Choisir le point d’ancrage le plus favorable :
Lorsque c’est possible, il est préférable de se connecter à un point d’ancrage situé plus haut que le point d’attache du harnais afin de réduire le facteur de chute.
Prévoir un plan de secours opérationnel :
En cas de chute, une suspension prolongée dans le harnais peut présenter un risque pour l’utilisateur, notamment en raison de la compression exercée au niveau des cuisses et qui peut mener à une perte de connaissance. Un plan de secours doit donc être prévu, connu des équipes et réellement applicable sur le site d’intervention.
Certains harnais peuvent également être équipés de sangles anti-compression fémorales. En cas de chute, elles permettent à la personne suspendue de prendre appui avec les jambes, comme si elle se mettait partiellement debout dans son harnais. Ce dispositif contribue à soulager la pression exercée sur les cuisses et à limiter les effets d’une suspension prolongée, dans l’attente d’une évacuation rapide par les secours.

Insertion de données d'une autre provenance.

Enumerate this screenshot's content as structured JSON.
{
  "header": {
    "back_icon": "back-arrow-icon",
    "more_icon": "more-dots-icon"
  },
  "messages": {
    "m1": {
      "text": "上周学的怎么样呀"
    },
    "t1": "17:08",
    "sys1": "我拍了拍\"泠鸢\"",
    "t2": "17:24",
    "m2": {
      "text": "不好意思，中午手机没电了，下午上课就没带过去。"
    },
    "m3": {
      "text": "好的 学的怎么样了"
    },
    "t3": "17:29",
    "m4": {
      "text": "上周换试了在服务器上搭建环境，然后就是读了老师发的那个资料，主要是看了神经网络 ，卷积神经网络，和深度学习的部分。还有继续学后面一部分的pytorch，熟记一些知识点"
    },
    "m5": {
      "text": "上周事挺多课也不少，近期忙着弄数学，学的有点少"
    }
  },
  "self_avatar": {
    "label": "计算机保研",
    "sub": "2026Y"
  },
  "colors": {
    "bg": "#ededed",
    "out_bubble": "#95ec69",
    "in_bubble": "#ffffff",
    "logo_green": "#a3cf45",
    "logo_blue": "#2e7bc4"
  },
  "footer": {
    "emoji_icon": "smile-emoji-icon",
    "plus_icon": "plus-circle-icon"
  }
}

Le facteur de chute 2 : la situation la plus critique
Pourquoi le facteur 2 représente-t-il le danger maximal ?
Le facteur de chute 2 est la configuration la plus critique en travaux en hauteur. Il se produit lorsque le travailleur est connecté à un point d’ancrage situé au niveau de ses pieds.

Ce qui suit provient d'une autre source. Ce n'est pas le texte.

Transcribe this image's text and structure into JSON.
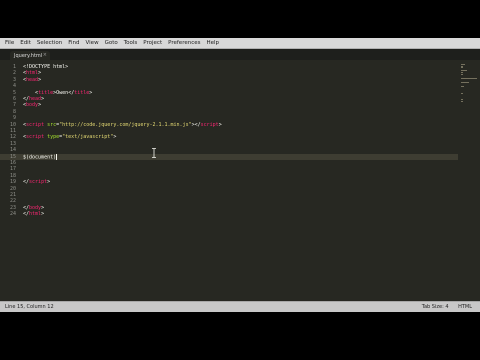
{
  "menubar": {
    "items": [
      "File",
      "Edit",
      "Selection",
      "Find",
      "View",
      "Goto",
      "Tools",
      "Project",
      "Preferences",
      "Help"
    ]
  },
  "tab": {
    "title": "Jquery.html",
    "close": "×"
  },
  "editor": {
    "lines": [
      {
        "n": "1",
        "tokens": [
          [
            "c-punct",
            "<!DOCTYPE html>"
          ]
        ]
      },
      {
        "n": "2",
        "tokens": [
          [
            "c-punct",
            "<"
          ],
          [
            "c-tag",
            "html"
          ],
          [
            "c-punct",
            ">"
          ]
        ]
      },
      {
        "n": "3",
        "tokens": [
          [
            "c-punct",
            "<"
          ],
          [
            "c-tag",
            "head"
          ],
          [
            "c-punct",
            ">"
          ]
        ]
      },
      {
        "n": "4",
        "tokens": []
      },
      {
        "n": "5",
        "tokens": [
          [
            "c-text",
            "    "
          ],
          [
            "c-punct",
            "<"
          ],
          [
            "c-tag",
            "title"
          ],
          [
            "c-punct",
            ">"
          ],
          [
            "c-text",
            "Owen"
          ],
          [
            "c-punct",
            "</"
          ],
          [
            "c-tag",
            "title"
          ],
          [
            "c-punct",
            ">"
          ]
        ]
      },
      {
        "n": "6",
        "tokens": [
          [
            "c-punct",
            "</"
          ],
          [
            "c-tag",
            "head"
          ],
          [
            "c-punct",
            ">"
          ]
        ]
      },
      {
        "n": "7",
        "tokens": [
          [
            "c-punct",
            "<"
          ],
          [
            "c-tag",
            "body"
          ],
          [
            "c-punct",
            ">"
          ]
        ]
      },
      {
        "n": "8",
        "tokens": []
      },
      {
        "n": "9",
        "tokens": []
      },
      {
        "n": "10",
        "tokens": [
          [
            "c-punct",
            "<"
          ],
          [
            "c-tag",
            "script"
          ],
          [
            "c-text",
            " "
          ],
          [
            "c-attr",
            "src"
          ],
          [
            "c-punct",
            "="
          ],
          [
            "c-str",
            "\"http://code.jquery.com/jquery-2.1.1.min.js\""
          ],
          [
            "c-punct",
            "></"
          ],
          [
            "c-tag",
            "script"
          ],
          [
            "c-punct",
            ">"
          ]
        ]
      },
      {
        "n": "11",
        "tokens": []
      },
      {
        "n": "12",
        "tokens": [
          [
            "c-punct",
            "<"
          ],
          [
            "c-tag",
            "script"
          ],
          [
            "c-text",
            " "
          ],
          [
            "c-attr",
            "type"
          ],
          [
            "c-punct",
            "="
          ],
          [
            "c-str",
            "\"text/javascript\""
          ],
          [
            "c-punct",
            ">"
          ]
        ]
      },
      {
        "n": "13",
        "tokens": []
      },
      {
        "n": "14",
        "tokens": []
      },
      {
        "n": "15",
        "tokens": [
          [
            "c-text",
            "$(document)"
          ]
        ],
        "active": true,
        "cursor": true
      },
      {
        "n": "16",
        "tokens": []
      },
      {
        "n": "17",
        "tokens": []
      },
      {
        "n": "18",
        "tokens": []
      },
      {
        "n": "19",
        "tokens": [
          [
            "c-punct",
            "</"
          ],
          [
            "c-tag",
            "script"
          ],
          [
            "c-punct",
            ">"
          ]
        ]
      },
      {
        "n": "20",
        "tokens": []
      },
      {
        "n": "21",
        "tokens": []
      },
      {
        "n": "22",
        "tokens": []
      },
      {
        "n": "23",
        "tokens": [
          [
            "c-punct",
            "</"
          ],
          [
            "c-tag",
            "body"
          ],
          [
            "c-punct",
            ">"
          ]
        ]
      },
      {
        "n": "24",
        "tokens": [
          [
            "c-punct",
            "</"
          ],
          [
            "c-tag",
            "html"
          ],
          [
            "c-punct",
            ">"
          ]
        ]
      }
    ]
  },
  "status": {
    "position": "Line 15, Column 12",
    "indent": "Tab Size: 4",
    "syntax": "HTML"
  },
  "colors": {
    "background": "#272822",
    "tag": "#f92672",
    "attribute": "#a6e22e",
    "string": "#e6db74"
  }
}
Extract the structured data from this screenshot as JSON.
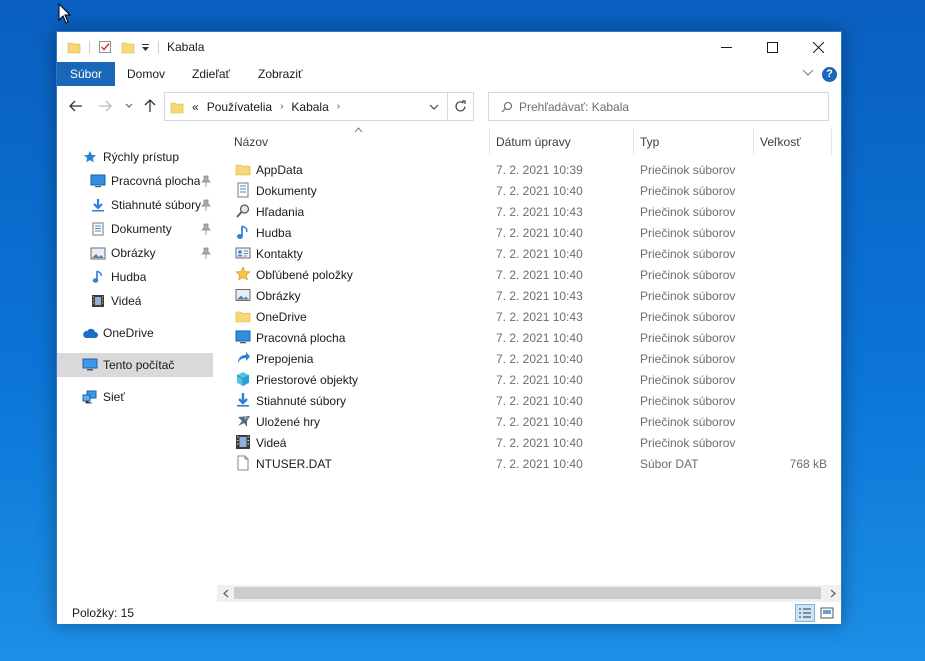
{
  "window": {
    "title": "Kabala",
    "caption_buttons": [
      "minimize",
      "maximize",
      "close"
    ]
  },
  "ribbon": {
    "tabs": [
      {
        "label": "Súbor",
        "active": true
      },
      {
        "label": "Domov",
        "active": false
      },
      {
        "label": "Zdieľať",
        "active": false
      },
      {
        "label": "Zobraziť",
        "active": false
      }
    ],
    "help_label": "?"
  },
  "nav": {
    "back": "back-arrow-icon",
    "forward": "forward-arrow-icon",
    "recent": "chevron-down-icon",
    "up": "up-arrow-icon",
    "address": {
      "overflow": "«",
      "segments": [
        "Používatelia",
        "Kabala"
      ]
    },
    "search_placeholder": "Prehľadávať: Kabala"
  },
  "sidebar": {
    "items": [
      {
        "label": "Rýchly prístup",
        "icon": "star-icon",
        "pinned": false,
        "selected": false
      },
      {
        "label": "Pracovná plocha",
        "icon": "desktop-icon",
        "pinned": true,
        "selected": false
      },
      {
        "label": "Stiahnuté súbory",
        "icon": "download-icon",
        "pinned": true,
        "selected": false
      },
      {
        "label": "Dokumenty",
        "icon": "documents-icon",
        "pinned": true,
        "selected": false
      },
      {
        "label": "Obrázky",
        "icon": "pictures-icon",
        "pinned": true,
        "selected": false
      },
      {
        "label": "Hudba",
        "icon": "music-icon",
        "pinned": false,
        "selected": false
      },
      {
        "label": "Videá",
        "icon": "videos-icon",
        "pinned": false,
        "selected": false
      },
      {
        "label": "OneDrive",
        "icon": "cloud-icon",
        "pinned": false,
        "selected": false
      },
      {
        "label": "Tento počítač",
        "icon": "computer-icon",
        "pinned": false,
        "selected": true
      },
      {
        "label": "Sieť",
        "icon": "network-icon",
        "pinned": false,
        "selected": false
      }
    ]
  },
  "columns": {
    "name": "Názov",
    "date": "Dátum úpravy",
    "type": "Typ",
    "size": "Veľkosť",
    "sort_indicator": "^"
  },
  "files": [
    {
      "name": "AppData",
      "date": "7. 2. 2021 10:39",
      "type": "Priečinok súborov",
      "size": "",
      "icon": "folder-icon"
    },
    {
      "name": "Dokumenty",
      "date": "7. 2. 2021 10:40",
      "type": "Priečinok súborov",
      "size": "",
      "icon": "documents-icon"
    },
    {
      "name": "Hľadania",
      "date": "7. 2. 2021 10:43",
      "type": "Priečinok súborov",
      "size": "",
      "icon": "search-icon"
    },
    {
      "name": "Hudba",
      "date": "7. 2. 2021 10:40",
      "type": "Priečinok súborov",
      "size": "",
      "icon": "music-icon"
    },
    {
      "name": "Kontakty",
      "date": "7. 2. 2021 10:40",
      "type": "Priečinok súborov",
      "size": "",
      "icon": "contacts-icon"
    },
    {
      "name": "Obľúbené položky",
      "date": "7. 2. 2021 10:40",
      "type": "Priečinok súborov",
      "size": "",
      "icon": "star-icon"
    },
    {
      "name": "Obrázky",
      "date": "7. 2. 2021 10:43",
      "type": "Priečinok súborov",
      "size": "",
      "icon": "pictures-icon"
    },
    {
      "name": "OneDrive",
      "date": "7. 2. 2021 10:43",
      "type": "Priečinok súborov",
      "size": "",
      "icon": "folder-icon"
    },
    {
      "name": "Pracovná plocha",
      "date": "7. 2. 2021 10:40",
      "type": "Priečinok súborov",
      "size": "",
      "icon": "desktop-icon"
    },
    {
      "name": "Prepojenia",
      "date": "7. 2. 2021 10:40",
      "type": "Priečinok súborov",
      "size": "",
      "icon": "link-icon"
    },
    {
      "name": "Priestorové objekty",
      "date": "7. 2. 2021 10:40",
      "type": "Priečinok súborov",
      "size": "",
      "icon": "3d-objects-icon"
    },
    {
      "name": "Stiahnuté súbory",
      "date": "7. 2. 2021 10:40",
      "type": "Priečinok súborov",
      "size": "",
      "icon": "download-icon"
    },
    {
      "name": "Uložené hry",
      "date": "7. 2. 2021 10:40",
      "type": "Priečinok súborov",
      "size": "",
      "icon": "saved-games-icon"
    },
    {
      "name": "Videá",
      "date": "7. 2. 2021 10:40",
      "type": "Priečinok súborov",
      "size": "",
      "icon": "videos-icon"
    },
    {
      "name": "NTUSER.DAT",
      "date": "7. 2. 2021 10:40",
      "type": "Súbor DAT",
      "size": "768 kB",
      "icon": "file-icon"
    }
  ],
  "status": {
    "items_label": "Položky: 15"
  },
  "colors": {
    "accent": "#1a66b8",
    "selection": "#d9d9d9",
    "folder": "#f8d775",
    "desktop_bg": "#0b74d6"
  }
}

Dans ce scénario, la chute libre peut atteindre jusqu’à deux fois la longueur de la longe. Si la longe mesure 2 mètres, l’utilisateur peut chuter de 2 mètres pour atteindre le niveau de l’ancrage, puis de 2 mètres supplémentaires sous cet ancrage avant que le système ne commence à arrêter la chute.
L’énergie générée est alors beaucoup plus importante. Les contraintes exercées sur le corps, sur la longe, sur l’absorbeur d’énergie et sur le dispositif d’ancrage sont donc fortement augmentées.

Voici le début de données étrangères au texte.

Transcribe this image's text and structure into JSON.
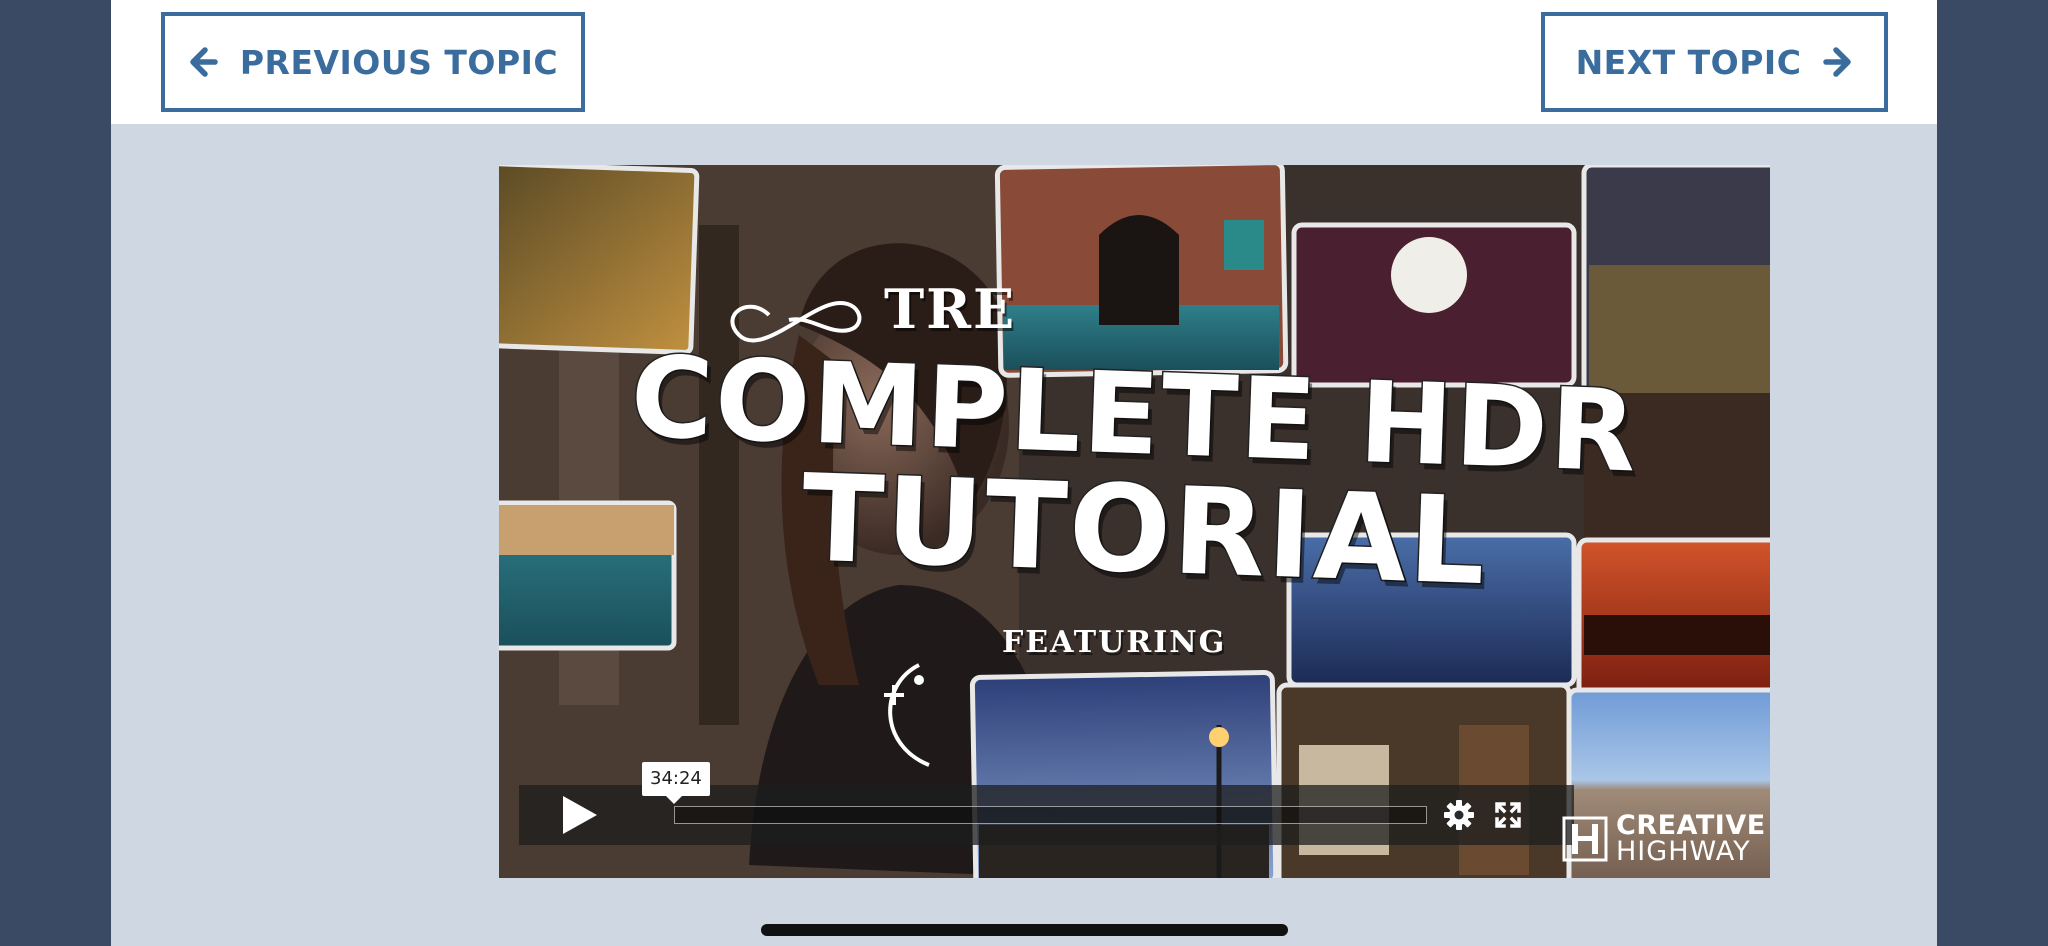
{
  "nav": {
    "prev_label": "PREVIOUS TOPIC",
    "next_label": "NEXT TOPIC"
  },
  "video": {
    "title_prefix": "TRE",
    "title_line1": "COMPLETE HDR",
    "title_line2": "TUTORIAL",
    "subtitle": "FEATURING",
    "time_tooltip": "34:24",
    "progress": 0.0,
    "logo_line1": "CREATIVE",
    "logo_line2": "HIGHWAY"
  },
  "colors": {
    "brand_blue": "#3a6c9e",
    "outer_bg": "#3a4a65",
    "page_bg": "#cfd7e2"
  },
  "icons": {
    "prev": "arrow-left-icon",
    "next": "arrow-right-icon",
    "play": "play-icon",
    "settings": "gear-icon",
    "fullscreen": "fullscreen-icon",
    "logo": "creative-highway-logo-icon"
  }
}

Des conséquences potentiellement graves sans équipement adapté
En facteur de chute 2, les conséquences peuvent être sévères : choc important lors de l’arrêt de la chute, risque de blessure, distance d’arrêt plus importante, risque de collision avec le sol ou un obstacle, sollicitation élevée des équipements.
L’utilisation d’un système antichute adapté, intégrant généralement un absorbeur d’énergie, est indispensable pour limiter la force transmise à l’utilisateur, conformément aux exigences applicables aux EPI antichute.
Le matériel utilisé doit toujours être compatible avec la situation réelle : poids de l’utilisateur, longueur de la longe, type d’absorbeur, position de l’ancrage, hauteur disponible, notice fabricant et configuration du chantier.
Les réflexes de sécurité indispensables en facteur 2
Pour minimiser les risques, la rigueur technique doit être absolue :
Éviter autant que possible les ancrages au niveau des pieds :
La priorité doit être de rechercher un point d’ancrage plus haut, ou une ligne de vie mieux positionnée par rapport au poste de travail.
Utiliser une longe avec absorbeur d’énergie adapté :
L’absorbeur doit être compatible avec l’utilisation prévue, le poids de l’utilisateur et les indications du fabricant.
Calculer précisément le tirant d’air :
Le calcul doit intégrer la hauteur de chute libre, la longueur de la longe, le déploiement éventuel de l’absorbeur d’énergie, la déformation du système, la taille de l’utilisateur et une marge de sécurité. Le déploiement de l’absorbeur peut ajouter une distance supplémentaire importante, à vérifier dans la notice fabricant.
Utiliser la ligne de vie la plus proche du poste de travail :
Se connecter au dispositif le plus adapté permet de réduire la distance de chute et de limiter les mouvements pendulaires.